A solução foi unir velhos símbolos da capital a pontos de menos consenso, mas reconhecíveis (e importantíssimos) para parte da população. “Para cada cem xícaras da Pampulha que vendemos, são dez da praça Raul Soares e dez da praça do Papa, por exemplo”, continua o empresário. A nova criação da marca são utensílios de cozinha, como avental, pano de prato e jogo americano, com pratos tradicionais da cidade, a exemplo do Kaol do Café Palhares, o filé Surprise da Casa dos Contos e o rolinho primavera do Macau.

Made in Beagá
Nova coleção da Made in Beagá destaca pratos clássicos da cidade. (Crédito: Fred Magno/O TEMPO)

“Os símbolos são uma construção eterna. Quem não se reinventa diariamente está fadado a morrer no esquecimento. O que era o Mercado Novo enquanto símbolo há seis, sete anos? Esses símbolos precisam ser reforçados pelas iniciativas pública e privada”, continua ele.

A reinvenção mencionada por Felipe tem se tornado o hábito diário da cultura belo-horizontina, exemplificado na potência máxima pelo Carnaval. Sempre um data presente no calendário cultural da cidade, em uma década ele ascendeu a um dos cinco maiores do país, com atração de 5,5 milhões de foliões em 2024. Hoje, Belo Horizonte é com certeza uma cidade carnavalesca, sublinha a diretora de Marketing e Promoção Turística da Belotur, Marina Simião. “Temos um Carnaval muito próprio, que é uma grande vitrine para nós por ser basicamente todo na rua, diurno, gratuito, com diversidade de músicas e propostas”.

Em mais uma mostra de cultura e economia caminhando juntas, o Carnaval impulsiona um mercado que tem representado BH no restante do país: o das latinhas de drinks prontos. O diretor executivo do Grupo Xeque Mate Bebidas, Alex Freire, acha exagerado dizer que a Xeque Mate tenha se tornado um símbolo da cidade, mas pondera que ela certamente se tornou uma paixão.
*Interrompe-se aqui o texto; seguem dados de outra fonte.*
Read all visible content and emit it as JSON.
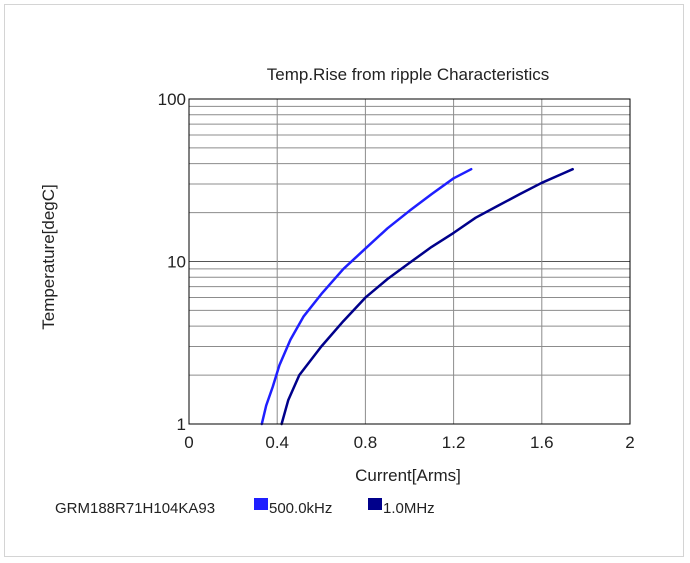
{
  "chart_data": {
    "type": "line",
    "title": "Temp.Rise from ripple Characteristics",
    "xlabel": "Current[Arms]",
    "ylabel": "Temperature[degC]",
    "xlim": [
      0,
      2
    ],
    "ylim": [
      1,
      100
    ],
    "yscale": "log",
    "grid": true,
    "x_ticks": [
      "0",
      "0.4",
      "0.8",
      "1.2",
      "1.6",
      "2"
    ],
    "y_ticks": [
      "1",
      "10",
      "100"
    ],
    "legend": {
      "placement": "bottom-left",
      "part_number": "GRM188R71H104KA93"
    },
    "series": [
      {
        "name": "500.0kHz",
        "color": "#1f1fff",
        "x": [
          0.33,
          0.35,
          0.38,
          0.41,
          0.46,
          0.52,
          0.6,
          0.7,
          0.8,
          0.9,
          1.0,
          1.1,
          1.2,
          1.28
        ],
        "y": [
          1,
          1.3,
          1.7,
          2.3,
          3.3,
          4.6,
          6.3,
          9.0,
          12.0,
          16.0,
          20.5,
          26.0,
          32.5,
          37.0
        ]
      },
      {
        "name": "1.0MHz",
        "color": "#00008b",
        "x": [
          0.42,
          0.45,
          0.5,
          0.6,
          0.7,
          0.8,
          0.9,
          1.0,
          1.1,
          1.2,
          1.3,
          1.4,
          1.5,
          1.6,
          1.7,
          1.74
        ],
        "y": [
          1,
          1.4,
          2.0,
          3.0,
          4.3,
          6.0,
          7.8,
          9.8,
          12.3,
          15.0,
          18.6,
          22.0,
          26.0,
          30.5,
          35.0,
          37.0
        ]
      }
    ]
  }
}
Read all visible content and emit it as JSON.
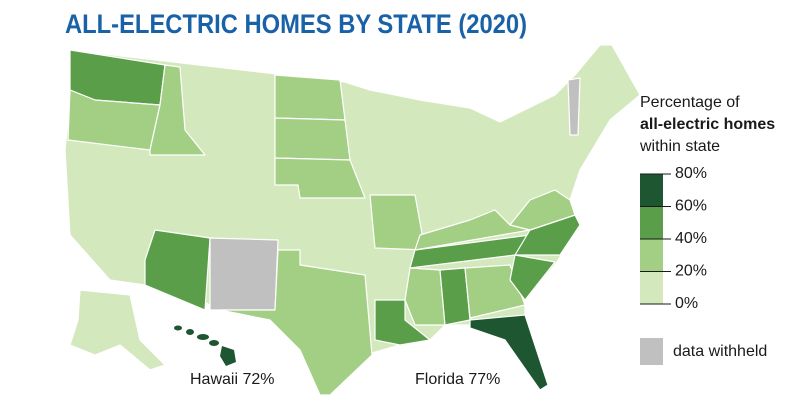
{
  "title": "ALL-ELECTRIC HOMES BY STATE (2020)",
  "legend": {
    "title": [
      "Percentage of",
      "all-electric homes",
      "within state"
    ],
    "ticks": [
      {
        "value": 80,
        "label": "80%"
      },
      {
        "value": 60,
        "label": "60%"
      },
      {
        "value": 40,
        "label": "40%"
      },
      {
        "value": 20,
        "label": "20%"
      },
      {
        "value": 0,
        "label": "0%"
      }
    ],
    "colors": [
      "#1e5631",
      "#5a9e4a",
      "#a3cf84",
      "#d3e9bd"
    ],
    "withheld": {
      "label": "data withheld",
      "color": "#c0c0c0"
    }
  },
  "annotations": [
    "Hawaii 72%",
    "Florida 77%"
  ]
}
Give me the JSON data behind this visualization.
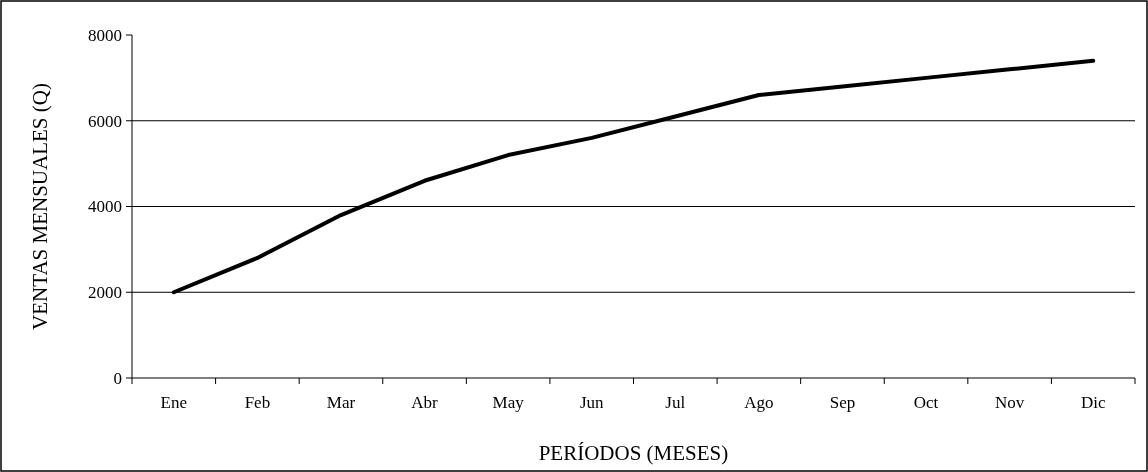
{
  "chart_data": {
    "type": "line",
    "xlabel": "PERÍODOS (MESES)",
    "ylabel": "VENTAS MENSUALES (Q)",
    "categories": [
      "Ene",
      "Feb",
      "Mar",
      "Abr",
      "May",
      "Jun",
      "Jul",
      "Ago",
      "Sep",
      "Oct",
      "Nov",
      "Dic"
    ],
    "series": [
      {
        "color": "#000000",
        "values": [
          2000,
          2800,
          3800,
          4600,
          5200,
          5600,
          6100,
          6600,
          6800,
          7000,
          7200,
          7400
        ]
      }
    ],
    "ylim": [
      0,
      8000
    ],
    "yticks": [
      0,
      2000,
      4000,
      6000,
      8000
    ],
    "grid": "y",
    "marker": "none",
    "line_style": "solid"
  }
}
Com uma produção de 23 milhões de latas por ano, hoje a Xeque Mate está em 14 Estados do Brasil, além de Minas. “A galera tem orgulho de mostrar para os outros, xinga quando o pessoal fala mal no Twitter ou divulgam Xeque Mate falsificada. A galera tem prazer em chegar na sexta-feira e postar que está tomando”, diz Freire. 

Xeque Mate
Xeque Mate foi fundada em 2015. (Crédito: @lettsousa/Xeque Mate/Divulgação)

 

Com todos esses movimentos de constante mudança na cidade, a diretora de Marketing e Promoção Turística da Belotur, Marina Simião, estimula que os próprios belo-horizontinos vejam a cidade com o olhar de quem a descobre, se surpreende e conta para todo mundo. “A gente é muito tímido, mineiro trabalha calado, mas, às vezes, temos que fazer um barulhinho maior”.